Selections & Masks in Photoshop-- Part III

Article and Photography by Ron Bigelow

www.ronbigelow.com

Photoshop CS or Photoshop CS2 Used in this Tutorial

The tools introduced in the previous two articles are fairly well known as selections tools. In this article, the tools that are introduced are also well known, but not necessarily as selection tools. However, their ability to separate tones makes them ideal for selections.

Selection: Curves

Curves is an excellent tool for creating selections. As all of the tools in this article, Curves works best on selections that are based on tone. It is assumed that the reader knows the basics of Curves (for more information on Curves, see Curves -- Part I)

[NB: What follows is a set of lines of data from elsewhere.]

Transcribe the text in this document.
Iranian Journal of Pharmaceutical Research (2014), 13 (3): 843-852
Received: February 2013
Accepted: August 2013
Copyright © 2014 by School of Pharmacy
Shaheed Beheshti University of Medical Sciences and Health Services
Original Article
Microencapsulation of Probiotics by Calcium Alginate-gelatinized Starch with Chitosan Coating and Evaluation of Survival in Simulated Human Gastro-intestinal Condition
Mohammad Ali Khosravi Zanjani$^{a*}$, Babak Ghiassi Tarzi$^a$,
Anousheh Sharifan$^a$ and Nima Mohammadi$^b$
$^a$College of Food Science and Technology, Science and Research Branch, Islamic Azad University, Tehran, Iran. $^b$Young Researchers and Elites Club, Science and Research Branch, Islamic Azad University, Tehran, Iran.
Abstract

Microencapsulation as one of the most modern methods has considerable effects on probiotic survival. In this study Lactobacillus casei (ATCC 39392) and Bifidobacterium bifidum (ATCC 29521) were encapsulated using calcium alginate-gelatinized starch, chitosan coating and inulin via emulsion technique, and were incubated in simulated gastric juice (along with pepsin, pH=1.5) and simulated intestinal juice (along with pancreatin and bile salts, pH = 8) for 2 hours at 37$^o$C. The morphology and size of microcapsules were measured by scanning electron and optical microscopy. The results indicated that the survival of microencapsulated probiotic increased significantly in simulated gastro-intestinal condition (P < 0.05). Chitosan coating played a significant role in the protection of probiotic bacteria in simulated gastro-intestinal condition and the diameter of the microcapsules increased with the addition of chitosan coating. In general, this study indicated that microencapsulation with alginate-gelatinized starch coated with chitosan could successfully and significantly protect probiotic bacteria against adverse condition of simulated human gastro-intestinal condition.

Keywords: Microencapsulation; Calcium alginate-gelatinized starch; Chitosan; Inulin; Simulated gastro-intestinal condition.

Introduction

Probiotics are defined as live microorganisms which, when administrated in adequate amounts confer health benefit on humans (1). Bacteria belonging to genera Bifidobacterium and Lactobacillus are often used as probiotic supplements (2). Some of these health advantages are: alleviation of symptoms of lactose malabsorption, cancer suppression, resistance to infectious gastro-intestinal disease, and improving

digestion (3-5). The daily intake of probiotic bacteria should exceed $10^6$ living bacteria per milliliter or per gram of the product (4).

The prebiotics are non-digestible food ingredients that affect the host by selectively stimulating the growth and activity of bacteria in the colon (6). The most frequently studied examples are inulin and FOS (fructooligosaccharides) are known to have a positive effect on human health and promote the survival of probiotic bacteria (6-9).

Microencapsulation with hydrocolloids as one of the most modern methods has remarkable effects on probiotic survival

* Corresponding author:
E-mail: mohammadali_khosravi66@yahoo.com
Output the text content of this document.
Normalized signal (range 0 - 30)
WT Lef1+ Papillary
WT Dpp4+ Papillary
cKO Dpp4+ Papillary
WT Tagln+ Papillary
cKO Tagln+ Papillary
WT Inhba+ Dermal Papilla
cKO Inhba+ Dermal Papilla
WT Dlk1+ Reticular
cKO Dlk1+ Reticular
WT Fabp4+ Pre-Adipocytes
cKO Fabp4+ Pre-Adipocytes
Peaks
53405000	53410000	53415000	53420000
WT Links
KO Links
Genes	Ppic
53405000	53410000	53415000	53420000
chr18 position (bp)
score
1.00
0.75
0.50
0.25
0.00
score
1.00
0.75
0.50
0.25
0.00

Figure 1: Image that Needs Adjustments to the Flowers
Figure 1 shows an image with white flowers. It is desired to edit the flowers without affecting the rest of the image. Figure 2 shows the Layers palette before any work begins.
Figure 2: Layers Palette before Work Begins
Figure 3: Layers Palette after Grayscale Layer Added
The first step is to duplicate the image (drag the Background layer down to the Create a new layer button at the bottom of the Layers palette). The new layer is renamed the Grayscale layer. Figure 3 shows the Layers palette after this step.
Figure 4: Image after Desaturate
Next, the Grayscale layer is turned into a black and white layer (choose Image/Adjustments/Desaturate). The image appears as shown in Figure 4.
Figure 5: Image after Eyedroppers Applied
Curves is now used to increase the contrast between the areas that are to be selected and those that are not. With the Grayscale layer selected, Curves is launched (Choose Image/Adjustments/Curves), the eyedroppers are used for the first step in increasing the contrast. The White Eyedropper is clicked on the white flowers. Then, the Black Eyedropper is clicked on one of the areas that is not to be selected (this area must be darker that the flowers). The result is an increase in contrast as seen in Figure 5.
Figure 6: Curves
This is a good start. On the other hand, there are some gray areas. As is, if a selection were made at this time, these gray areas would be partially selected. This is not acceptable as these areas shouldn't be selected at all. A further increase in contrast is needed. Luckily, applying a curve to the image will achieve this goal. With Curves still open, a curve is applied to the image (see Figure 6). Figure 7 shows the image after the curve was applied.
Figure 7: Image after Curves Applied
This is pretty good. Nevertheless, it is not good enough. The areas just above the top flowers have some gray tones. These gray tones need to be eliminated. It is time for another selection technique.

Selection: Blend Modes

Figure 8: Image after Vivid Light Blend Mode Applied

A further increase in contrast will force the gray areas that still exist in Figure 7 to either black or white. This is easily done through the use of Blend Modes. For this step, the Grayscale layer is duplicated (drag the Grayscale layer down to the Create a new layer button at the bottom of the Layers palette). The Blend Mode of the new Grayscale copy layer is set to one of the contrasty Blend Modes (select the Blend Mode on the Layers palette). The Vivid Light Blend Mode is used for this image. The image as it appears at this time is shown in Figure 8. This image clearly shows that most of the gray tones have been forced out of the image. Figure 9 shows the Layers palette after this step.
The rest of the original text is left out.